For my mother, my musical industriousness wasn’t so much about achievement as identity. She was American by birth, and after marrying my university professor father and moving to London, she spent a decade working to be accepted into the snippy, fraught world of British intellectual society. […] In this environment, a diligent daughter lugging a giant cello was a tiny smidge of cultural capital, a ticket to belonging.

….OK, that explanation for the music-related maternal expectations never occurred to me, probably because it would never have occurred to me that my mother saw herself as having any difficulty fitting in. She’s a woman well described by the phrase ‘the kind of woman who never met a stranger’, and from my earliest memories she was part of our street’s community in a way that my introvert self can only look at with awe. My sister just shone a new light on a detail of my childhood.

With regard to the ‘unconditional love’ question, I do feel the need to say that this is not something I ever worried about; my mother is unconditional maternal love embodied. But the levels of complexity in this issue are, again, something Ruth has summed up perfectly:

And for my part, although I never truly believed that my mother’s love was conditional, I did have the nagging suspicion that there was a performance-related bonus in there.

And she also sheds beautiful light on the whole concept of unconditional maternal love:

Given the familiar guilty exhaustion that the phrase “unconditional love” evokes in me, I should have sniffed out that there was some sexism buried in the idea. The nagging sense that this emotional requirement is both essential to everyone else’s well-being yet impossible to achieve in practice certainly seems to be drawn from the file labeled “Unachievable Expectations Placed Mainly on Women. ”
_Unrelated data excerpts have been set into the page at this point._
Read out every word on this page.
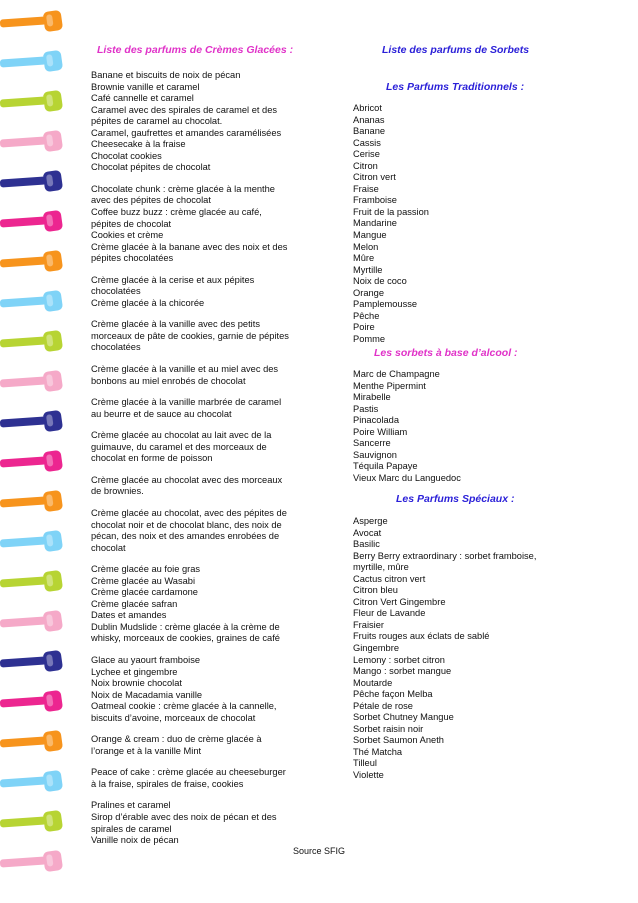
Liste des parfums de Crèmes Glacées :
Banane et biscuits de noix de pécan
Brownie vanille et caramel
Café cannelle et caramel
Caramel avec des spirales de caramel et des
pépites de caramel au chocolat.
Caramel, gaufrettes et amandes caramélisées
Cheesecake à la fraise
Chocolat cookies
Chocolat pépites de chocolat
Chocolate chunk : crème glacée à la menthe
avec des pépites de chocolat
Coffee buzz buzz : crème glacée au café,
pépites de chocolat
Cookies et crème
Crème glacée à la banane avec des noix et des
pépites chocolatées
Crème glacée à la cerise et aux pépites
chocolatées
Crème glacée à la chicorée
Crème glacée à la vanille avec des petits
morceaux de pâte de cookies, garnie de pépites
chocolatées
Crème glacée à la vanille et au miel avec des
bonbons au miel enrobés de chocolat
Crème glacée à la vanille marbrée de caramel
au beurre et de sauce au chocolat
Crème glacée au chocolat au lait avec de la
guimauve, du caramel et des morceaux de
chocolat en forme de poisson
Crème glacée au chocolat avec des morceaux
de brownies.
Crème glacée au chocolat, avec des pépites de
chocolat noir et de chocolat blanc, des noix de
pécan, des noix et des amandes enrobées de
chocolat
Crème glacée au foie gras
Crème glacée au Wasabi
Crème glacée cardamone
Crème glacée safran
Dates et amandes
Dublin Mudslide : crème glacée à la crème de
whisky, morceaux de cookies, graines de café
Glace au yaourt framboise
Lychee et gingembre
Noix brownie chocolat
Noix de Macadamia vanille
Oatmeal cookie : crème glacée à la cannelle,
biscuits d’avoine, morceaux de chocolat
Orange & cream : duo de crème glacée à
l’orange et à la vanille Mint
Peace of cake : crème glacée au cheeseburger
à la fraise, spirales de fraise, cookies
Pralines et caramel
Sirop d’érable avec des noix de pécan et des
spirales de caramel
Vanille noix de pécan
Liste des parfums de Sorbets
Les Parfums Traditionnels :
Abricot
Ananas
Banane
Cassis
Cerise
Citron
Citron vert
Fraise
Framboise
Fruit de la passion
Mandarine
Mangue
Melon
Mûre
Myrtille
Noix de coco
Orange
Pamplemousse
Pêche
Poire
Pomme
Les sorbets à base d’alcool :
Marc de Champagne
Menthe Pipermint
Mirabelle
Pastis
Pinacolada
Poire William
Sancerre
Sauvignon
Téquila Papaye
Vieux Marc du Languedoc
Les Parfums Spéciaux :
Asperge
Avocat
Basilic
Berry Berry extraordinary : sorbet framboise,
myrtille, mûre
Cactus citron vert
Citron bleu
Citron Vert Gingembre
Fleur de Lavande
Fraisier
Fruits rouges aux éclats de sablé
Gingembre
Lemony : sorbet citron
Mango : sorbet mangue
Moutarde
Pêche façon Melba
Pétale de rose
Sorbet Chutney Mangue
Sorbet raisin noir
Sorbet Saumon Aneth
Thé Matcha
Tilleul
Violette
Source SFIG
Perfect. I know I’m biased here, but I do recommend the article.


(1) where ‘latest’ means ‘a month ago because I’m terrible at getting anything written’, so, um, sorry about that.



  1. Katydid says

    Your sister’s piece is behind a firewall.

    I do agree with the bits you’ve quoted; that unconditional love can be performative, and that it’s expected of mothers. My mother raised her kids throughout the 1960s, and she said more than once that if the kids were alive at the end of the day and the house was still standing, that was the mark of a good mother. Once the US economy tanked in the 1970s and more and more women went out into the workforce, the demands placed on them grew ever more stringent. It wasn’t enough that the children were alive and fed; they had to be overachieving in every area. The house couldn’t just be tidy; it had to look professionally decorated and white-glove clean at all times. And every meal coming from the kitchen had to be a gourmet feast, else the mother was an utter failure.

  2. says

    As a father, I always felt that I was expected to show unconditional love for my kids. While so many expectations and burdens are one-sided, I don’t see this particular expectation as being one of them.

  3. says

    Well, my mother’s is/was very conditional (but outsiders would never know), so I tried my best to do better by my kids. They are smart people and questions like “will you always love me” have come up and I decided to answer them honestly. There were very few things that I can think of that would make me question our relationship. Being a nazi of any variety would qualify.
    Though, you’re right: the bar is a very different one for fathers. For professional reasons, my husband is away Mo-Fr. He’s still more involved than many fathers, and him doing routine stuff is seen as great sacrifice and expression of paternal love.